In the middle of my desert, where I was exhausted and dying of thirst, God reached in with a simple, “I see you,” and it broke open what I’d been so desperately trying to keep together.

For whoever lacks these qualities is so nearsighted that he is blind, having forgotten that he was cleansed from his former sins. – 2 Peter 1:9 (ESV)

Oh, I was lacking qualities. Faith, virtue, knowledge, self-control, steadfastness, godliness, brotherly affection, and love. I had lost sight of my Saviour. I had forgotten that I was already accepted and perfectly, completely, loved. I had forgotten that I already had everything I needed. In Him.

His divine power has granted to us all things that pertain to life and godliness, through the knowledge of him who has called us… – 2 Peter 1:2 (ESV)

Although I need to frequently revisit the truth I learned that year, it was one more transformative step in learning to walk more like Jesus. I heard something recently that builds on that lesson: “The goal (of the Christian life) is not to lead a balanced life. It is to lead a surrendered life.”

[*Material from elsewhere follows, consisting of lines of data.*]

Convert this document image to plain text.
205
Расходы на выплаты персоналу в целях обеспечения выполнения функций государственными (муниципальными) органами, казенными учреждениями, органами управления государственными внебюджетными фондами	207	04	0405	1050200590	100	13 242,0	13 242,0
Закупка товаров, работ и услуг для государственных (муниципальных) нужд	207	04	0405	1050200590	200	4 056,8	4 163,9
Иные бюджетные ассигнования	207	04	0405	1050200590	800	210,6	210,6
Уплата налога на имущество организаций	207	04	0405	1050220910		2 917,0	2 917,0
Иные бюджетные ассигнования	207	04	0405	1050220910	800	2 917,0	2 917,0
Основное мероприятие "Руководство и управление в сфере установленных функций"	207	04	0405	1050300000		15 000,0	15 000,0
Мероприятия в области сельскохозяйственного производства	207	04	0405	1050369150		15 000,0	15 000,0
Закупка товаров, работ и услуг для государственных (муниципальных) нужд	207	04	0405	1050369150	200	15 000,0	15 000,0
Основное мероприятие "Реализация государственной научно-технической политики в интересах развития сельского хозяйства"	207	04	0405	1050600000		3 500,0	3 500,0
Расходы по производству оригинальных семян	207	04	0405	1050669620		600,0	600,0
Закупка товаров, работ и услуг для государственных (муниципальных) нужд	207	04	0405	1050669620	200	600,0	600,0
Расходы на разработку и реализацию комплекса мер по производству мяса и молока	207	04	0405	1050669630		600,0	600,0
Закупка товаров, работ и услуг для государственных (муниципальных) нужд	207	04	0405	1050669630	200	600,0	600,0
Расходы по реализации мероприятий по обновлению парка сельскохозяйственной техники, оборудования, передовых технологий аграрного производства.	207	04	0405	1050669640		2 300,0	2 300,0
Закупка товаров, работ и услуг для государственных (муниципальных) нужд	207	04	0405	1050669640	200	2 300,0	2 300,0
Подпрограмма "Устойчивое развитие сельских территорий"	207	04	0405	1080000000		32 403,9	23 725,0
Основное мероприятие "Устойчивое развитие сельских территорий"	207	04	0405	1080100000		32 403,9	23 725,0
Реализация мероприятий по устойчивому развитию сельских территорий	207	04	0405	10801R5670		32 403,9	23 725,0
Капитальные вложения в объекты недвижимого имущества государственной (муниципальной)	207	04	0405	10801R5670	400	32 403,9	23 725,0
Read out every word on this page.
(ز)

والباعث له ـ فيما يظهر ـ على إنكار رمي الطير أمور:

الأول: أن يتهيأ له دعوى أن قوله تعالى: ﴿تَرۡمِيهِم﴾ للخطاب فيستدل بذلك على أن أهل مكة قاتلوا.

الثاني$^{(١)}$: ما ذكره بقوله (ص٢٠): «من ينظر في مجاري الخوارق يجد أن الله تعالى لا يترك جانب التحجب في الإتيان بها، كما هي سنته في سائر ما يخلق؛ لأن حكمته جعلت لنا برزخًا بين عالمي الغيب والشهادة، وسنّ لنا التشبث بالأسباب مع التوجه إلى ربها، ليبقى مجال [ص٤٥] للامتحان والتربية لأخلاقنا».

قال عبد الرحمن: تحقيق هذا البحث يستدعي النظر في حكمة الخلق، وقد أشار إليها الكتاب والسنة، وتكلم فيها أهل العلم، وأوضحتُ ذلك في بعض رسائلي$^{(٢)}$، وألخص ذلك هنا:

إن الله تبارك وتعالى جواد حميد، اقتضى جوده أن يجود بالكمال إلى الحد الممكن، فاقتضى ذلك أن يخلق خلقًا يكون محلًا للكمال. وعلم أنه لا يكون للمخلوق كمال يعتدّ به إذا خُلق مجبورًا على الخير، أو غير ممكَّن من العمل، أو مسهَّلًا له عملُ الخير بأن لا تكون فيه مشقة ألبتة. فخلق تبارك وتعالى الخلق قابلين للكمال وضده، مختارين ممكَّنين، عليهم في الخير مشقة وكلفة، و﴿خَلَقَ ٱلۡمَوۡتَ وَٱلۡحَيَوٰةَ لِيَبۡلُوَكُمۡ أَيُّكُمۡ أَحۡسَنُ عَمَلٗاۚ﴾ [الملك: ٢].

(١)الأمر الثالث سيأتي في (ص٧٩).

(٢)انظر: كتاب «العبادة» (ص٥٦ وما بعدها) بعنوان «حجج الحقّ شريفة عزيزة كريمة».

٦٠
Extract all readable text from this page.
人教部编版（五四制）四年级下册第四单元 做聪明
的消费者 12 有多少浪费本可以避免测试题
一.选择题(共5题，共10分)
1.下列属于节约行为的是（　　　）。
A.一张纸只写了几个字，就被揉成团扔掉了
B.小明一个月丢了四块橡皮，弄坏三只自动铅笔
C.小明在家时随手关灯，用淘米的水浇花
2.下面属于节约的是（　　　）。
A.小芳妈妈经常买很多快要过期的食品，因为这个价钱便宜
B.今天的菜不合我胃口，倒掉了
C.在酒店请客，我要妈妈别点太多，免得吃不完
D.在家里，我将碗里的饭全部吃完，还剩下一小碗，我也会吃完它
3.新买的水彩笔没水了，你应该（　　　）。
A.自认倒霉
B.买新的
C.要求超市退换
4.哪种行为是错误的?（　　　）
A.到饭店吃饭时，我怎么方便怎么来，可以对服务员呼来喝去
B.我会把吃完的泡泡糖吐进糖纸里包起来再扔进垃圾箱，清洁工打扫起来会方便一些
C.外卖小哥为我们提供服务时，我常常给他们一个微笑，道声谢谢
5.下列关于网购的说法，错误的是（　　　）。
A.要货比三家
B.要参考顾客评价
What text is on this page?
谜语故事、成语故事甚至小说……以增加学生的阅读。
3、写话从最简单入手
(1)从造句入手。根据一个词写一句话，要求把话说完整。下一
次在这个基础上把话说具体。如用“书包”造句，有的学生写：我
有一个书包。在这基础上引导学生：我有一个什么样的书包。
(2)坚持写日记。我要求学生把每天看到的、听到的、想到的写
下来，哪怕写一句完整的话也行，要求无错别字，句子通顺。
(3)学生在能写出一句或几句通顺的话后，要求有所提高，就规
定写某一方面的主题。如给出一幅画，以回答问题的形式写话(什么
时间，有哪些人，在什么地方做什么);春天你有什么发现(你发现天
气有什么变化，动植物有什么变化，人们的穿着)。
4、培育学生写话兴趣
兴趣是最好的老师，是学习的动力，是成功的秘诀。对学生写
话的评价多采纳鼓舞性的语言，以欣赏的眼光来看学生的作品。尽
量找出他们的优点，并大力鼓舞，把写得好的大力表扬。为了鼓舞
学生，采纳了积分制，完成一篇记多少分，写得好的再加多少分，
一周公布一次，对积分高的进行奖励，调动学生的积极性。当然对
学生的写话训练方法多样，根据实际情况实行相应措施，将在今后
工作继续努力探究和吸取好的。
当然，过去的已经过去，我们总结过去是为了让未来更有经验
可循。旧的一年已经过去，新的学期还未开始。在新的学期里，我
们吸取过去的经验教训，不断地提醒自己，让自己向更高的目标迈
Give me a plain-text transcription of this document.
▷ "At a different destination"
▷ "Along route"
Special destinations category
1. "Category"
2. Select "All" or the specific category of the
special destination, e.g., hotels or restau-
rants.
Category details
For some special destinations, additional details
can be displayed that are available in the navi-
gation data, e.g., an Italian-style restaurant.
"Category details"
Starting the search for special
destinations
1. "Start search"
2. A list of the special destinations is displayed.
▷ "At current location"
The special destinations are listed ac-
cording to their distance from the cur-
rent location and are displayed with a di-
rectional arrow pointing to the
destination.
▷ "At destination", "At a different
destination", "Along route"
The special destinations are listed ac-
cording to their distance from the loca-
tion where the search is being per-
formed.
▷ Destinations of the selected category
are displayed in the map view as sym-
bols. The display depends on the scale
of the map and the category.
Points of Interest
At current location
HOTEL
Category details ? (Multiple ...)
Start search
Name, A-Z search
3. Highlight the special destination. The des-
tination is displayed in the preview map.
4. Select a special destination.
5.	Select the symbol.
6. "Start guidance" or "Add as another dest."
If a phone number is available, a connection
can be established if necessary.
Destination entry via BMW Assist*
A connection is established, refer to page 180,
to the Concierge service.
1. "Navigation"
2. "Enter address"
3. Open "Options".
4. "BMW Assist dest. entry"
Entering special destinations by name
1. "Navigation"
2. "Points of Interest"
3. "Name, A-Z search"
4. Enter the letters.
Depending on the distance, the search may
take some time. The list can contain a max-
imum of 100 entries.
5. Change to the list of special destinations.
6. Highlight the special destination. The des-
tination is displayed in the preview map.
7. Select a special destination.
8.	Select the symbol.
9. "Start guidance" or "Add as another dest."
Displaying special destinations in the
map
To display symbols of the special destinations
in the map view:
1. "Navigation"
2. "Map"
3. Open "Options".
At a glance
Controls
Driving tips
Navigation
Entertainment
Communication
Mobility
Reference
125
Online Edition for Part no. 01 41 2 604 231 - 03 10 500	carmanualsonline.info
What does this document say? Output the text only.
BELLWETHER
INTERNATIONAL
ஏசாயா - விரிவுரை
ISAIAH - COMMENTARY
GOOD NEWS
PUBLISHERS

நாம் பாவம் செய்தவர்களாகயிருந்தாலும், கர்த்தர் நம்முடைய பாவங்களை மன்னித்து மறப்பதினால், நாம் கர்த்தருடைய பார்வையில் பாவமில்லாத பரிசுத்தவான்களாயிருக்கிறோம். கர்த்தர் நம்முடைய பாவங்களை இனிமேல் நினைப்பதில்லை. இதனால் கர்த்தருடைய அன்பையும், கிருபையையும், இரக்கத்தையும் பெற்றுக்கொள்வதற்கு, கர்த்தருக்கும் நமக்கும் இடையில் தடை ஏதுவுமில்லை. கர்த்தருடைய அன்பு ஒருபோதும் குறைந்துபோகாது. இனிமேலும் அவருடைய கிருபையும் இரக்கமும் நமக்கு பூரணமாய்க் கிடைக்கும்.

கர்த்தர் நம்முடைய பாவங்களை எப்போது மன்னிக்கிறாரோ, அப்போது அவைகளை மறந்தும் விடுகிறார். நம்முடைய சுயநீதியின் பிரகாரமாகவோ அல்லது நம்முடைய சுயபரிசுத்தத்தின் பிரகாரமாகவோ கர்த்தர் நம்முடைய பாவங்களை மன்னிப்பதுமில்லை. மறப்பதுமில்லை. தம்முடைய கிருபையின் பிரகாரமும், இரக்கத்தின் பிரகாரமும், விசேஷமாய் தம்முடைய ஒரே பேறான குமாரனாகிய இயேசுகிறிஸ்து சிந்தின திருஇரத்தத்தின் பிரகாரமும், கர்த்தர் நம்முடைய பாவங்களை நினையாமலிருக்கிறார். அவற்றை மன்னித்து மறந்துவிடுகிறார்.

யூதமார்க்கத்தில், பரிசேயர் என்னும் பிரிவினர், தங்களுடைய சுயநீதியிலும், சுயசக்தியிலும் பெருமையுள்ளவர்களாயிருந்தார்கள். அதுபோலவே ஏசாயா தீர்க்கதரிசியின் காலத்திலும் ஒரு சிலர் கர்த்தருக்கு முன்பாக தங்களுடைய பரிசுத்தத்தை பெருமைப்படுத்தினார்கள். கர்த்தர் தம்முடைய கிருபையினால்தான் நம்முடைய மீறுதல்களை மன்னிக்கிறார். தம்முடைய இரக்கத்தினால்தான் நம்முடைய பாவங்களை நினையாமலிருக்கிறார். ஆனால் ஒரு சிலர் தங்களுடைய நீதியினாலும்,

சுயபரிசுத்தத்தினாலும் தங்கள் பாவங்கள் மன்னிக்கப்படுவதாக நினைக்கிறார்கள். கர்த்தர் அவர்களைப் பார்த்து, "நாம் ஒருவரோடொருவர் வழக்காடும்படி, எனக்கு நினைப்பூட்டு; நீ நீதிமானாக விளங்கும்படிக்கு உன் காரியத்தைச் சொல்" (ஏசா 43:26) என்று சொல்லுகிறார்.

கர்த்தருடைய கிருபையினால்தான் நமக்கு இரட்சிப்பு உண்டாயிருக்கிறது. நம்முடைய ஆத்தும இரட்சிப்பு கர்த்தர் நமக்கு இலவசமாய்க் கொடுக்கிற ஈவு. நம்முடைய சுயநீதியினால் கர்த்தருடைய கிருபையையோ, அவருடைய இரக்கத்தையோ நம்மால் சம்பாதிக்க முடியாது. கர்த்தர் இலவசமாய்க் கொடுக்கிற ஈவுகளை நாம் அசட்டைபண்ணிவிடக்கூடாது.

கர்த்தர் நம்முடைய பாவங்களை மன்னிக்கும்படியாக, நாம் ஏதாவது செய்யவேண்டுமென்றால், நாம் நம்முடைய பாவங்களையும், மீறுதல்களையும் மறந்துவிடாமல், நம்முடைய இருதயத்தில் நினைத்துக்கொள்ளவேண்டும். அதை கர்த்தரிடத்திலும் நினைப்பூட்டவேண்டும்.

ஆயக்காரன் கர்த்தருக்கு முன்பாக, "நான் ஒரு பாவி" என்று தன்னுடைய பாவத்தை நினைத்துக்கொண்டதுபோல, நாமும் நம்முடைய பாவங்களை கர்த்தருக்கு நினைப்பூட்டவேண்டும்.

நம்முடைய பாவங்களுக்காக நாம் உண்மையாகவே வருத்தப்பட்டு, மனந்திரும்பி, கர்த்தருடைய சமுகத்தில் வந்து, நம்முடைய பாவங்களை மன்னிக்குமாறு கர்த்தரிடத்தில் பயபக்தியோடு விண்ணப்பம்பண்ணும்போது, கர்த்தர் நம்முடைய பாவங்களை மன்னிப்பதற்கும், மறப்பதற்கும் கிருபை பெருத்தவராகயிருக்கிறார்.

I already have everything I need.

Woman standing on the shore

So, maybe I should resolve. Often. To let all the striving go. To look upon my Saviour – really look – and see that He is enough for me.

I’m not enough, and I’m not supposed to be. Because He is. And I am His.

Jayna SniderJayna Snider, Director of Marketing
Horizon College & Seminary and Master’s College & Seminary

1 Allie Beth Stuckey. You’re Not Enough (And That’s Okay), Escaping the Toxic Culture of Self-Love. Sentinel, 2020. Page 28.
2 Allie Beth Stuckey. You’re Not Enough (And That’s Okay), Escaping the Toxic Culture of Self-Love. Sentinel, 2020. Pages 26-27.